Is Siri Always Right?
Nothing brings my husband, Andrew, and me closer to divorce than our heated disagreements over driving directions. He insists that Google maps is, without question, always right, whereas I believe that sometimes human reason and experience can yield a better way.
Today, we found ourselves on a six-hour car ride from DC to western New York, accompanied by another couple on the way to a wedding of mutual friends. As Andrew diligently followed Siri’s precise directions, before too long, talk turned to the question of Google righteousness.
“Alicia and I have had some of the worst fights of our marriage in the car,” Andrew offered up. Our carmates looked confused. “She’s convinced she knows better than Google maps.” My lady-friend in the back seat next to me smiled and nodded — she and I were clearly both on the same page.

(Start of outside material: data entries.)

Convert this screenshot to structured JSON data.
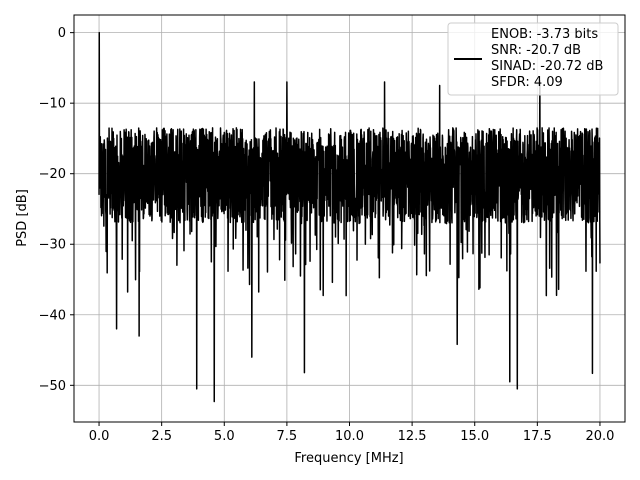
{
  "chart_data": {
    "type": "line",
    "title": "",
    "xlabel": "Frequency [MHz]",
    "ylabel": "PSD [dB]",
    "xlim": [
      -1.0,
      21.0
    ],
    "ylim": [
      -55.2,
      2.5
    ],
    "xticks": [
      0.0,
      2.5,
      5.0,
      7.5,
      10.0,
      12.5,
      15.0,
      17.5,
      20.0
    ],
    "xtick_labels": [
      "0.0",
      "2.5",
      "5.0",
      "7.5",
      "10.0",
      "12.5",
      "15.0",
      "17.5",
      "20.0"
    ],
    "yticks": [
      0,
      -10,
      -20,
      -30,
      -40,
      -50
    ],
    "ytick_labels": [
      "0",
      "−10",
      "−20",
      "−30",
      "−40",
      "−50"
    ],
    "grid": true,
    "legend_placement": "top-right",
    "series": [
      {
        "color": "#000000",
        "x_range": [
          0.0,
          20.0
        ],
        "peak": {
          "x": 0.02,
          "y": 0.0
        },
        "band": {
          "upper_typical": -13.5,
          "lower_typical": -27.0,
          "center": -20.5
        },
        "notable_dips": [
          {
            "x": 3.9,
            "y": -50.5
          },
          {
            "x": 4.6,
            "y": -52.3
          },
          {
            "x": 8.2,
            "y": -48.2
          },
          {
            "x": 16.4,
            "y": -49.5
          },
          {
            "x": 16.7,
            "y": -50.5
          },
          {
            "x": 19.7,
            "y": -48.3
          },
          {
            "x": 6.1,
            "y": -46.0
          },
          {
            "x": 14.3,
            "y": -44.2
          },
          {
            "x": 0.7,
            "y": -42.0
          },
          {
            "x": 1.6,
            "y": -43.0
          }
        ],
        "notable_peaks": [
          {
            "x": 6.2,
            "y": -7.0
          },
          {
            "x": 7.5,
            "y": -7.0
          },
          {
            "x": 11.4,
            "y": -7.0
          },
          {
            "x": 13.6,
            "y": -7.5
          },
          {
            "x": 17.6,
            "y": -6.8
          }
        ]
      }
    ],
    "legend": {
      "lines": [
        "ENOB: -3.73 bits",
        "SNR: -20.7 dB",
        "SINAD: -20.72 dB",
        "SFDR: 4.09"
      ]
    }
  }
}
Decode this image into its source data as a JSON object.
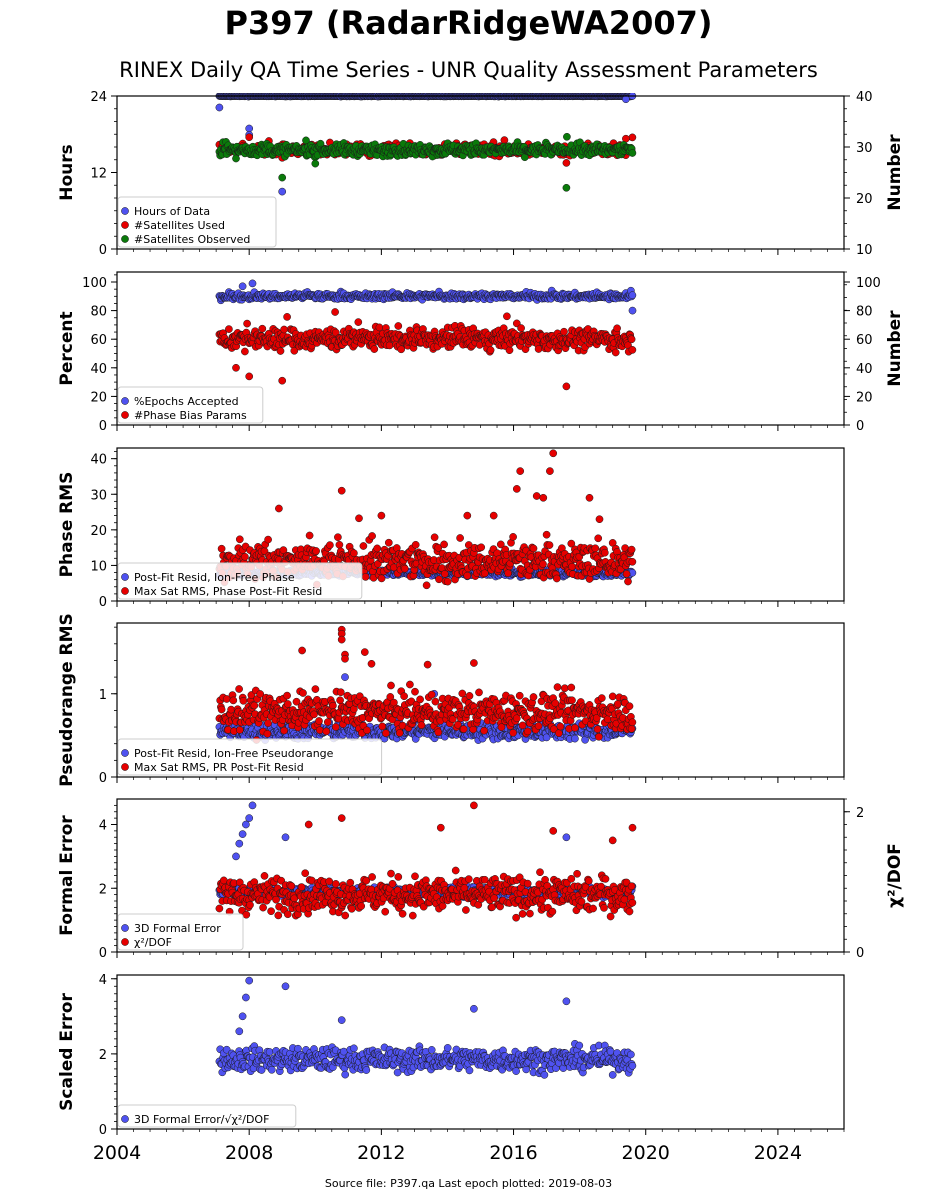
{
  "title": "P397 (RadarRidgeWA2007)",
  "subtitle": "RINEX Daily QA Time Series - UNR Quality Assessment Parameters",
  "footer": "Source file: P397.qa Last epoch plotted: 2019-08-03",
  "colors": {
    "blue": "#4f52f0",
    "red": "#e60000",
    "green": "#0a7a0a",
    "edge": "#1a1a1a"
  },
  "chart_data": {
    "type": "scatter",
    "x_ticks": [
      "2004",
      "2008",
      "2012",
      "2016",
      "2020",
      "2024"
    ],
    "xlim": [
      2004,
      2026
    ],
    "panels": [
      {
        "id": "hours",
        "ylabel": "Hours",
        "ylim": [
          0,
          24
        ],
        "yticks": [
          "0",
          "12",
          "24"
        ],
        "y2label": "Number",
        "y2lim": [
          10,
          40
        ],
        "y2ticks": [
          "10",
          "20",
          "30",
          "40"
        ],
        "legend": [
          "Hours of Data",
          "#Satellites Used",
          "#Satellites Observed"
        ],
        "series": [
          {
            "name": "Hours of Data",
            "color": "blue",
            "axis": "left",
            "start": 2007.1,
            "end": 2019.6,
            "base": 24,
            "noise": 0.05,
            "outliers": [
              [
                2007.1,
                22.2
              ],
              [
                2008.0,
                18.9
              ],
              [
                2008.0,
                17.9
              ],
              [
                2009.0,
                9.0
              ],
              [
                2019.4,
                23.5
              ]
            ]
          },
          {
            "name": "#Satellites Used",
            "color": "red",
            "axis": "left",
            "start": 2007.1,
            "end": 2019.6,
            "base": 15.5,
            "noise": 0.6,
            "outliers": [
              [
                2009.0,
                14.3
              ],
              [
                2009.6,
                15.8
              ],
              [
                2017.6,
                13.5
              ],
              [
                2019.4,
                17.3
              ]
            ]
          },
          {
            "name": "#Satellites Observed",
            "color": "green",
            "axis": "left",
            "start": 2007.1,
            "end": 2019.6,
            "base": 15.5,
            "noise": 0.6,
            "outliers": [
              [
                2009.0,
                11.2
              ],
              [
                2017.6,
                9.6
              ],
              [
                2007.6,
                14.2
              ],
              [
                2010.0,
                13.4
              ]
            ]
          }
        ]
      },
      {
        "id": "percent",
        "ylabel": "Percent",
        "ylim": [
          0,
          107
        ],
        "yticks": [
          "0",
          "20",
          "40",
          "60",
          "80",
          "100"
        ],
        "y2label": "Number",
        "y2ticks": [
          "0",
          "20",
          "40",
          "60",
          "80",
          "100"
        ],
        "legend": [
          "%Epochs Accepted",
          "#Phase Bias Params"
        ],
        "series": [
          {
            "name": "%Epochs Accepted",
            "color": "blue",
            "axis": "left",
            "start": 2007.1,
            "end": 2019.6,
            "base": 90,
            "noise": 1.5,
            "outliers": [
              [
                2007.8,
                97
              ],
              [
                2008.1,
                99
              ],
              [
                2019.6,
                80
              ]
            ]
          },
          {
            "name": "#Phase Bias Params",
            "color": "red",
            "axis": "left",
            "start": 2007.1,
            "end": 2019.6,
            "base": 60,
            "noise": 5,
            "outliers": [
              [
                2007.6,
                40
              ],
              [
                2008.0,
                34
              ],
              [
                2009.0,
                31
              ],
              [
                2017.6,
                27
              ],
              [
                2010.6,
                79
              ],
              [
                2015.8,
                76
              ]
            ]
          }
        ]
      },
      {
        "id": "phase",
        "ylabel": "Phase RMS",
        "ylim": [
          0,
          43
        ],
        "yticks": [
          "0",
          "10",
          "20",
          "30",
          "40"
        ],
        "legend": [
          "Post-Fit Resid, Ion-Free Phase",
          "Max Sat RMS, Phase Post-Fit Resid"
        ],
        "series": [
          {
            "name": "Post-Fit Resid, Ion-Free Phase",
            "color": "blue",
            "axis": "left",
            "start": 2007.1,
            "end": 2019.6,
            "base": 7.8,
            "noise": 0.6,
            "outliers": []
          },
          {
            "name": "Max Sat RMS, Phase Post-Fit Resid",
            "color": "red",
            "axis": "left",
            "start": 2007.1,
            "end": 2019.6,
            "base": 11,
            "noise": 3.5,
            "outliers": [
              [
                2010.8,
                31
              ],
              [
                2016.1,
                31.5
              ],
              [
                2016.2,
                36.5
              ],
              [
                2016.7,
                29.5
              ],
              [
                2016.9,
                29
              ],
              [
                2017.1,
                36.5
              ],
              [
                2017.2,
                41.5
              ],
              [
                2018.3,
                29
              ],
              [
                2014.6,
                24
              ],
              [
                2015.4,
                24
              ],
              [
                2012.0,
                24
              ],
              [
                2008.9,
                26
              ],
              [
                2018.6,
                23
              ]
            ]
          }
        ]
      },
      {
        "id": "pseudo",
        "ylabel": "Pseudorange RMS",
        "ylim": [
          0,
          1.85
        ],
        "yticks": [
          "0",
          "1"
        ],
        "legend": [
          "Post-Fit Resid, Ion-Free Pseudorange",
          "Max Sat RMS, PR Post-Fit Resid"
        ],
        "series": [
          {
            "name": "Post-Fit Resid, Ion-Free Pseudorange",
            "color": "blue",
            "axis": "left",
            "start": 2007.1,
            "end": 2019.6,
            "base": 0.55,
            "noise": 0.07,
            "outliers": [
              [
                2010.9,
                1.2
              ],
              [
                2013.6,
                1.0
              ]
            ]
          },
          {
            "name": "Max Sat RMS, PR Post-Fit Resid",
            "color": "red",
            "axis": "left",
            "start": 2007.1,
            "end": 2019.6,
            "base": 0.78,
            "noise": 0.16,
            "outliers": [
              [
                2009.6,
                1.52
              ],
              [
                2010.8,
                1.77
              ],
              [
                2010.8,
                1.72
              ],
              [
                2010.8,
                1.65
              ],
              [
                2010.9,
                1.47
              ],
              [
                2010.9,
                1.42
              ],
              [
                2011.5,
                1.5
              ],
              [
                2014.8,
                1.37
              ],
              [
                2011.7,
                1.36
              ],
              [
                2013.4,
                1.35
              ]
            ]
          }
        ]
      },
      {
        "id": "formal",
        "ylabel": "Formal Error",
        "ylim": [
          0,
          4.8
        ],
        "yticks": [
          "0",
          "2",
          "4"
        ],
        "y2label": "χ²/DOF",
        "y2ticks": [
          "0",
          "2"
        ],
        "legend": [
          "3D Formal Error",
          "χ²/DOF"
        ],
        "series": [
          {
            "name": "3D Formal Error",
            "color": "blue",
            "axis": "left",
            "start": 2007.1,
            "end": 2019.6,
            "base": 1.9,
            "noise": 0.1,
            "outliers": [
              [
                2007.6,
                3.0
              ],
              [
                2007.7,
                3.4
              ],
              [
                2007.8,
                3.7
              ],
              [
                2007.9,
                4.0
              ],
              [
                2008.0,
                4.2
              ],
              [
                2008.1,
                4.6
              ],
              [
                2009.1,
                3.6
              ],
              [
                2017.6,
                3.6
              ]
            ]
          },
          {
            "name": "χ²/DOF",
            "color": "red",
            "axis": "left",
            "start": 2007.1,
            "end": 2019.6,
            "base": 1.8,
            "noise": 0.4,
            "outliers": [
              [
                2009.8,
                4.0
              ],
              [
                2010.8,
                4.2
              ],
              [
                2013.8,
                3.9
              ],
              [
                2014.8,
                4.6
              ],
              [
                2019.6,
                3.9
              ],
              [
                2017.2,
                3.8
              ],
              [
                2019.0,
                3.5
              ]
            ]
          }
        ]
      },
      {
        "id": "scaled",
        "ylabel": "Scaled Error",
        "ylim": [
          0,
          4.1
        ],
        "yticks": [
          "0",
          "2",
          "4"
        ],
        "legend": [
          "3D Formal Error/√χ²/DOF"
        ],
        "series": [
          {
            "name": "3D Formal Error/√χ²/DOF",
            "color": "blue",
            "axis": "left",
            "start": 2007.1,
            "end": 2019.6,
            "base": 1.85,
            "noise": 0.22,
            "outliers": [
              [
                2007.7,
                2.6
              ],
              [
                2007.8,
                3.0
              ],
              [
                2007.9,
                3.5
              ],
              [
                2008.0,
                3.95
              ],
              [
                2009.1,
                3.8
              ],
              [
                2014.8,
                3.2
              ],
              [
                2017.6,
                3.4
              ],
              [
                2010.8,
                2.9
              ]
            ]
          }
        ]
      }
    ]
  }
}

Her fiancé, however, was of a different mind. I said that sometimes Google misinterprets traffic data and accidentally sends you a bad way. “No offense, but I’ll take Google traffic data over your feminine intuition,” he said.
One data point does not a trend make, but three starts to gesture at something meaningful. Just the week before, the same topic had come up with the future Mr. and Mrs. whose wedding we were on the way to witness. In this case, too, the gentleman insisted that Google knew best, whereas the lady was usually confident in the direction provided by her intuition.
Perhaps the trend doesn’t extend beyond the realm of driving, but on the other hand, maybe it does. While not reserved exclusively for women, the tuning of the intuition (not logic, intuition) is a highly feminine pursuit. We ladies often stake our lives and livelihoods on “gut decisions” guided by our intuition’s unique and sometimes instantaneous calculation, based on a multitude of factors. It may not be logical or explicable, but if we learn how to listen to the tell signs, we are almost always right.
The Internet and it’s masterminds (read: Google) can offer us a plethora of information gleaned from data and complex algorithms. In most cases, it can also tell us quite accurately how long it will take to get somewhere and what kind of weather we can expect when we arrive. In response to the following question, however, Google has no answer:
“Siri, what is the best way to my destination?”
Directional optimization (both literal and proverbial) is so subjective and individual, it’s not a query data can typically answer. For my part, I’ll take my intuition over Google’s traffic data any day.